ConsensusActualPrevious
Month over Month0.6%0.4%0.4%
Year over Year2.3%2.2%2.5%
HICP - M/M0.7%0.6%0.6%
HICP - Y/Y2.4%2.3%2.7%

Highlights

Inflation fell again in March and by more than expected. A provisional 0.4 percent monthly increase in consumer prices was a couple of ticks less than the market consensus and small enough to trim the annual inflation rate from February's final 2.5 percent to 2.2 percent, matching its lowest level since April 2021.

Flash HICP inflation moved in the same direction with a 0.6 percent monthly rise in the index reducing the yearly rate from 2.7 percent to 2.3 percent, now only 0.3 percentage points above the ECB's target.

However, the deceleration in the annual CPI rate was in large part due to food (minus 0.7 percent after 0.9 percent) and, to a lesser extent, energy (minus 2.7 percent after minus 2.4 percent). Falls here helped to slash inflation in overall goods from 1.8 percent to 1.0 percent but also served to mask a 0.3 percentage point increase in the rate in services to 3.7 percent. Consequently, the core rate edged just a tick lower to 3.3 percent.

For the ECB today's inflation update will be something of a mixed bag. The central bank will be pleased with the drop in the headline and core rates but will be less than happy about the continued stickiness of prices in services. And it is this sector upon which it is placing increasing focus. Still, combined with the HICP data already reported in France (2.4 percent after 3.2 percent), Italy (1.3 percent after 0.8 percent) and Spain (3.2 percent after 2.9 percent), the German data support expectations for another drop in tomorrow's flash headline and core inflation rates for the overall Eurozone. The German report trims the national RPI to 18 and the RPI-P to 34. Economic activity in general continues to run ahead of market expectations.

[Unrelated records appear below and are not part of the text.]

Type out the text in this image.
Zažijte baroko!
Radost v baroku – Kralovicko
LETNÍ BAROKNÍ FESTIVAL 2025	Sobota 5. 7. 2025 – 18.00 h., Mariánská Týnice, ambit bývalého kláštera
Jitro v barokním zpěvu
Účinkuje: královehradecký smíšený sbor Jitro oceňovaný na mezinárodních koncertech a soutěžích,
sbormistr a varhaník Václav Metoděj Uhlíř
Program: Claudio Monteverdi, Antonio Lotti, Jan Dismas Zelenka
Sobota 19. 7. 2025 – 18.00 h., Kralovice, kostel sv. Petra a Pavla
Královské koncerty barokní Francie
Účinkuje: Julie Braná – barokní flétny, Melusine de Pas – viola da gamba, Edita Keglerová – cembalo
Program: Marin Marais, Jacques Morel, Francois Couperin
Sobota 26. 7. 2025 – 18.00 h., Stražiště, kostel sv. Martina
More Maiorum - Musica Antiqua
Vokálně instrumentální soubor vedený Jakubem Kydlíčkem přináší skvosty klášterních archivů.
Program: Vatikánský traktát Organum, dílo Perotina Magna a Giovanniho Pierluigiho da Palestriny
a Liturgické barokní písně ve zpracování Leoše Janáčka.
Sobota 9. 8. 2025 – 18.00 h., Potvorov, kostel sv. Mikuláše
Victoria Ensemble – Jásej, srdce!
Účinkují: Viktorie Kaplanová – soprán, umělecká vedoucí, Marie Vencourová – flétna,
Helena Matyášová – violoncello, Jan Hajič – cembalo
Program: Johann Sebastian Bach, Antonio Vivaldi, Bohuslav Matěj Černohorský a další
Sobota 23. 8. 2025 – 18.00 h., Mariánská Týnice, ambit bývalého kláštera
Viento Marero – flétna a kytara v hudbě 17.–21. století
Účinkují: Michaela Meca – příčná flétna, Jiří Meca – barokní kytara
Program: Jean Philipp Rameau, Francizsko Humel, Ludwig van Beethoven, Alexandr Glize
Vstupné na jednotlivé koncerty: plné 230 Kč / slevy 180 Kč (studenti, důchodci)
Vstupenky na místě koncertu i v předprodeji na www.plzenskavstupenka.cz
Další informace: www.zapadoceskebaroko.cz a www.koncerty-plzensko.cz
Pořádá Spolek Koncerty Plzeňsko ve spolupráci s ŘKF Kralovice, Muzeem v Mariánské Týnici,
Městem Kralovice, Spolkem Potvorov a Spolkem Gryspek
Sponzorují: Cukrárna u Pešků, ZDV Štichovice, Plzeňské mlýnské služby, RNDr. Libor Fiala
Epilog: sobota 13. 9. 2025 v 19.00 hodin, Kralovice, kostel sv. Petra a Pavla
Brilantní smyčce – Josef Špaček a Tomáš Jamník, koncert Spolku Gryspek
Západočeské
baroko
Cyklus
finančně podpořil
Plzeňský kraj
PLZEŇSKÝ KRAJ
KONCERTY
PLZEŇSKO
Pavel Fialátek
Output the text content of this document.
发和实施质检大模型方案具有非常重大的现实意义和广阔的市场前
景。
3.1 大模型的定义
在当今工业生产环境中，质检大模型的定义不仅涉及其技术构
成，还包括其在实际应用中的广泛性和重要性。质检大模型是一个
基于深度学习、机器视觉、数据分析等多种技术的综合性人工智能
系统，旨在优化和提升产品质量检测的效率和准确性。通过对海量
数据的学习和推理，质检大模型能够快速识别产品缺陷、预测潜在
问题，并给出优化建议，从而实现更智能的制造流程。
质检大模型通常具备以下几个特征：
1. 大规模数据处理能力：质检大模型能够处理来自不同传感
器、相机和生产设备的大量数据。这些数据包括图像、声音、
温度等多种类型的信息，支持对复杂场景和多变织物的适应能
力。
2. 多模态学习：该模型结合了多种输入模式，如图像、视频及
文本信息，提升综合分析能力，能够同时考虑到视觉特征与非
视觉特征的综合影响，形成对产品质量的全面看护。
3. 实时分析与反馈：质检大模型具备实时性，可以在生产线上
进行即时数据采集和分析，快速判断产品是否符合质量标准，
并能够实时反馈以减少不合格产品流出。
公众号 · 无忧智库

Market Consensus Before Announcement

March's consensus is a year-over-year 2.3 percent versus February's 2.5 percent rate that was down from 2.9 percent in January. Consensus for the harmonised data is 2.4 percent which would compare with 2.7 percent in February.

Definition

The consumer price index (CPI) is a measure of the average price level of a fixed basket of goods and services purchased by consumers. Monthly and annual changes in the CPI provide widely used measures of inflation. A provisional estimate, with limited detail, is released about two weeks before the final data are reported.

Description

The consumer price index is the most widely followed indicator of inflation. An investor who understands how inflation influences the markets will benefit over those investors that do not understand the impact. In countries such as Germany where monetary policy decisions rest on the central bank's inflation target, the rate of inflation directly affects all interest rates charged to business and the consumer. As a member of the European Monetary Union, Germany's interest rates are set by the European Central Bank.

Germany like other EMU countries has both a national CPI and a harmonized index of consumer prices (HICP). The HICP is calculated to give a comparable inflation measure for the EMU. Components and weights within the national CPI vary from other countries, reflecting national idiosyncrasies. The preliminary release is based on key state numbers which are released prior to the national estimate. The states include North Rhine-Westphalia, Baden-Wuerttemberg, Saxony, Hesse, Bavaria and Brandenburg. The preliminary estimate of the CPI follows in the same day after the last of the state releases. The data are revised about two weeks after preliminary release.

Inflation is an increase in the overall prices of goods and services. The relationship between inflation and interest rates is the key to understanding how indicators such as the CPI influence the markets - and your investments. As the rate of inflation changes and as expectations on inflation change, the markets adjust interest rates. The effect ripples across stocks, bonds, commodities, and your portfolio, often in a dramatic fashion.

By tracking inflation, whether high or low, rising or falling, investors can anticipate how different types of investments will perform. Over the long run, the bond market will rally (fall) when increases in the CPI are small (large). The equity market rallies with the bond market because low inflation promises low interest rates and is good for profits.